In Virginia, officials said Jalloh, a former Army National Guard member who had served years in prison for attempting to aid the Islamic State, opened fire inside a classroom at Old Dominion University on Thursday. Authorities said ROTC students subdued and killed him, and officials credited their response with preventing more bloodshed. Investigators said Jalloh yelled “Allahu akbar” and asked whether people in the classroom were holding an ROTC event before he began shooting, according to authorities and court papers.

Lt. Col. Brandon Shah, described as an ROTC leader, died, and two others were wounded, officials said. The FBI said the students’ bravery helped prevent further harm. One person wounded was later released from the hospital, while Sentara Health said the other person was in fair condition.

Federal investigators also revisited Jalloh’s background as part of a terrorism review. Court records cited by AP said Jalloh pleaded guilty in 2017 to providing material support to the Islamic State and was sentenced to 11 years in prison. A person familiar with the matter told AP that he was released early after completing a drug treatment program, and it wasn’t clear how he qualified for early release because inmates serving sentences for terrorism-related offenses typically aren’t eligible for such programs or other sentence-reducing credits.

Investigators said Jalloh had been transferred in August 2024 to a residential reentry center, often described as a halfway house, and released from federal custody later that year. They said he was on probation and taking online classes at the university when he carried out the shooting. FBI Director Kash Patel later posted on social media that the campus attack was being investigated as terrorism.

In Michigan, federal and local investigators described an attack at Temple Israel, a major Reform synagogue outside Detroit, where children and staff were inside. Authorities said Ghazali waited in his car outside the synagogue for about two hours with a rifle, commercial-grade fireworks and jugs of liquid believed to be gasoline before ramming into the building. Investigators said he started firing through the windshield, exchanging fire with an armed security guard, before fatally shooting himself after becoming stuck and the engine catching fire, according to Jennifer Runyan, the special agent in charge of the FBI’s Detroit field office.
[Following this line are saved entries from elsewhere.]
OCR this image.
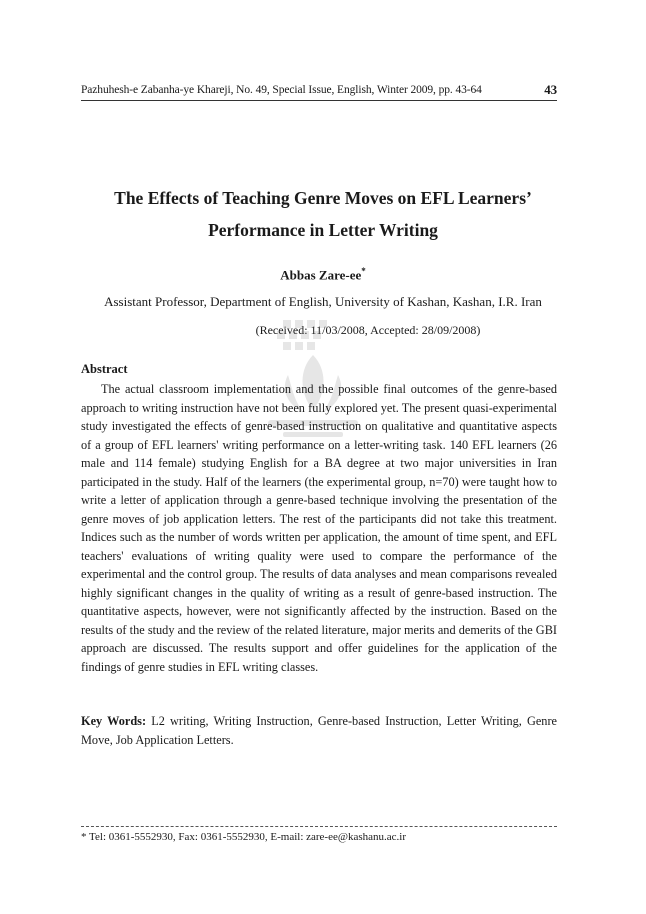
Pazhuhesh-e Zabanha-ye Khareji, No. 49, Special Issue, English, Winter 2009, pp. 43-64	43
The Effects of Teaching Genre Moves on EFL Learners’
Performance in Letter Writing
Abbas Zare-ee*
Assistant Professor, Department of English, University of Kashan, Kashan, I.R. Iran
(Received: 11/03/2008, Accepted: 28/09/2008)
Abstract

The actual classroom implementation and the possible final outcomes of the genre-based approach to writing instruction have not been fully explored yet. The present quasi-experimental study investigated the effects of genre-based instruction on qualitative and quantitative aspects of a group of EFL learners' writing performance on a letter-writing task. 140 EFL learners (26 male and 114 female) studying English for a BA degree at two major universities in Iran participated in the study. Half of the learners (the experimental group, n=70) were taught how to write a letter of application through a genre-based technique involving the presentation of the genre moves of job application letters. The rest of the participants did not take this treatment. Indices such as the number of words written per application, the amount of time spent, and EFL teachers' evaluations of writing quality were used to compare the performance of the experimental and the control group. The results of data analyses and mean comparisons revealed highly significant changes in the quality of writing as a result of genre-based instruction. The quantitative aspects, however, were not significantly affected by the instruction. Based on the results of the study and the review of the related literature, major merits and demerits of the GBI approach are discussed. The results support and offer guidelines for the application of the findings of genre studies in EFL writing classes.

Key Words: L2 writing, Writing Instruction, Genre-based Instruction, Letter Writing, Genre Move, Job Application Letters.

* Tel: 0361-5552930, Fax: 0361-5552930, E-mail: zare-ee@kashanu.ac.ir
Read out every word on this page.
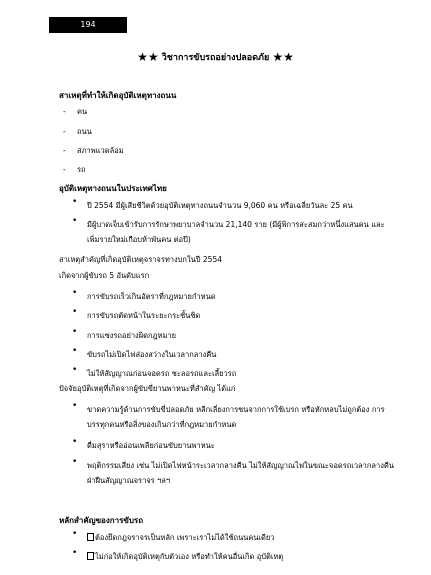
194
★★ วิชาการขับรถอย่างปลอดภัย ★★
สาเหตุที่ทำให้เกิดอุบัติเหตุทางถนน
- คน
- ถนน
- สภาพแวดล้อม
- รถ
อุบัติเหตุทางถนนในประเทศไทย
• ปี 2554 มีผู้เสียชีวิตด้วยอุบัติเหตุทางถนนจำนวน 9,060 คน หรือเฉลี่ยวันละ 25 คน
• มีผู้บาดเจ็บเข้ารับการรักษาพยาบาลจำนวน 21,140 ราย (มีผู้พิการสะสมกว่าหนึ่งแสนคน และ
เพิ่มรายใหม่เกือบห้าพันคน ต่อปี)
สาเหตุสำคัญที่เกิดอุบัติเหตุจราจรทางบกในปี 2554
เกิดจากผู้ขับรถ 5 อันดับแรก
• การขับรถเร็วเกินอัตราที่กฎหมายกำหนด
• การขับรถตัดหน้าในระยะกระชั้นชิด
• การแซงรถอย่างผิดกฎหมาย
• ขับรถไม่เปิดไฟส่องสว่างในเวลากลางคืน
• ไม่ให้สัญญาณก่อนจอดรถ ชะลอรถและเลี้ยวรถ
ปัจจัยอุบัติเหตุที่เกิดจากผู้ขับขี่ยานพาหนะที่สำคัญ ได้แก่
• ขาดความรู้ด้านการขับขี่ปลอดภัย หลีกเลี่ยงการชนจากการใช้เบรก หรือหักหลบไม่ถูกต้อง การ
บรรทุกคนหรือสิ่งของเกินกว่าที่กฎหมายกำหนด
• ดื่มสุราหรืออ่อนเพลียก่อนขับยานพาหนะ
• พฤติกรรมเสี่ยง เช่น ไม่เปิดไฟหน้าระเวลากลางคืน ไม่ให้สัญญาณไฟในขณะจอดรถเวลากลางคืน
ฝ่าฝืนสัญญาณจราจร ฯลฯ
หลักสำคัญของการขับรถ
•	ต้องยึดกฎจราจรเป็นหลัก เพราะเราไม่ได้ใช้ถนนคนเดียว
•	ไม่ก่อให้เกิดอุบัติเหตุกับตัวเอง หรือทำให้คนอื่นเกิด อุบัติเหตุ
The FBI said it was violence targeting the Jewish community, though the agency said it did not yet have enough evidence to call it an act of terror. Oakland County Sheriff Mike Bouchard said preparation and training helped enable a swift response.

Investigators and officials also examined why Ghazali may have targeted the synagogue. A town official in Mashgharah, who requested anonymity because he could not publicly discuss details of an Israeli airstrike, told AP that Ghazali had learned about a week earlier that four of his family members were killed in Lebanon—his two brothers, a niece and a nephew—killed just after sunset while they were having their fast-breaking meal during Ramadan. The official said their mother was seriously wounded and remains in the hospital.

The federal government’s immigration history for Ghazali also came under scrutiny. AP reported that Ghazali came to the United States in 2011 on an immediate relative visa as the spouse of a U.S. citizen, and that the Department of Homeland Security records show he received U.S. citizenship in 2016. Authorities said he lived in a single-story brick home in the Detroit suburb of Dearborn Heights, about 38 miles (61 kilometers) south of the synagogue.